Mr. Lesser offers that a small break, five minutes of mindfulness meditation, standing and stretching, or just taking three deep cleansing breaths can help to maintain intense focus rather than diminish it. There is much value in Mr. Lesser’s idea. For example, during meditation retreats when periods of up to three hours are spent in silent meditation breaks are taken for meditators to rise and perform a short session of Qigong, a short walking meditation, or just stretch their muscles and breath deeply before continuing to sit. What works on the cushion works as well off.

Multiple tasks and distractions can be detrimental to whatever you are trying to accomplish. What if you turned those multiple tasks into distractions that would work for you in two ways . . . you take a break from a concentrated task and complete another task? Not trying to do both tasks at once, actually fully engaging one as a distraction from the other. Doing so we can remain in an engaged, responsive and productive state of being more of the day.

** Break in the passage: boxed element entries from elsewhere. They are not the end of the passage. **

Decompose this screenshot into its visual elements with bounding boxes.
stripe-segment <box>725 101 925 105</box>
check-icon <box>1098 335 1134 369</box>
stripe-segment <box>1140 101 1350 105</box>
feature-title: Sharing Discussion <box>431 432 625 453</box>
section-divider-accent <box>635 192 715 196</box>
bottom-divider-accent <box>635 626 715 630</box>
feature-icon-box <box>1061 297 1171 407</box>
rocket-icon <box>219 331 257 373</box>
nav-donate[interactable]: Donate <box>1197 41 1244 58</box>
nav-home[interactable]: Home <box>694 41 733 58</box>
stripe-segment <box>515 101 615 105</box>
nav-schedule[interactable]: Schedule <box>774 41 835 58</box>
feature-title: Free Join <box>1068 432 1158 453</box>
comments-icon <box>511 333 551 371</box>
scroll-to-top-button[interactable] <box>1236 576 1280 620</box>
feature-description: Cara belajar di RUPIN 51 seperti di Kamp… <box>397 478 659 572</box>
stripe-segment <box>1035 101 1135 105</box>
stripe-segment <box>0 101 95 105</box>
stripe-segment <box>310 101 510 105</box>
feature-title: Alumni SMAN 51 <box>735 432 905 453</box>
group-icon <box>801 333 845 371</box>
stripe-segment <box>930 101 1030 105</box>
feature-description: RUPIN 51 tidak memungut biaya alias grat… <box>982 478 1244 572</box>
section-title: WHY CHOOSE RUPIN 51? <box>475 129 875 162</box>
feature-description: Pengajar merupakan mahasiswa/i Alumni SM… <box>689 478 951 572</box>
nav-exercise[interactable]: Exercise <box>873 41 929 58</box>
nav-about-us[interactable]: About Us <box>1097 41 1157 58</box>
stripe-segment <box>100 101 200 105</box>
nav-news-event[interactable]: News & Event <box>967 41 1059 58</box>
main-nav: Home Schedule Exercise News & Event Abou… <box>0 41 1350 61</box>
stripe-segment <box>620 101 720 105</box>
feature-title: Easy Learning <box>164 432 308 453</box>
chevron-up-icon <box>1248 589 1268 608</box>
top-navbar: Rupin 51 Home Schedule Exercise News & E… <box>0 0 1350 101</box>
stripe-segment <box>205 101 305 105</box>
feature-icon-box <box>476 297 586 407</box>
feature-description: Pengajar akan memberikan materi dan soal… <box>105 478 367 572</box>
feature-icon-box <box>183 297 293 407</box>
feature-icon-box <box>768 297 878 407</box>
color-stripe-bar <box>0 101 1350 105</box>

Whenever I have a time-consuming, brain-busting, thought and action heavy period of writing or studying to do I make sure there is also a necessary chore needing to be done, and that is what I use for a distraction. Not a distraction for fun . . . a productive distraction. I creatively re-describe what would be multi-tasking to deeply practicing one task and viewing another task as a distraction. I’ve been doing this for so long now that both tasks become distractions for the other and I get more done during the “work day” and have more time to relax when the “work day” is over.

For example, as I sit writing this very dharma talk I know I’m going to do some refresher reading, a little Internet searching, time for contemplation, and lots of typing. This is also the day I do laundry, washing clothes, drying, hanging up, folding and putting away. So, when my eyes are tiring and my focus slipping from reading and searching, my fingertips sore from tapping the keys I go put a load in, switch a load to the dryer, hang up clothes on the line or whatever needs doing. Any one of those ‘distractions’ take five or so minutes and then I am back to the computer and the books. Doing this I’ve come to look forward to doing laundry because it can be a welcome distraction and give my bodymind some downtime.

I don’t engage in frivolous activities during ‘breaks’. No email checking, no Twitter, no phone calls, or computer games. Whatever is the ‘distraction’ that day is a chore that must be done. It’ll be walking the dog or giving her a bath, weeding the herb or rose garden, washing the car, laundry, dishes, cleaning out the refrigerator . . . you get the point.

This isn’t really multitasking because total concentration is given to the ‘distraction’ for its time. I’m not thinking about the dharma talk while doing laundry . . . I’m doing laundry then. Distraction becomes a positive action rather than a hindrance to what needs to be done. You may be thinking that this sounds suspiciously like multitasking with a new name. I’d agree, except my experience has taught me otherwise. There is 100% concentration on the process, or deep practice. The task and the distraction are immersed in totally during their time.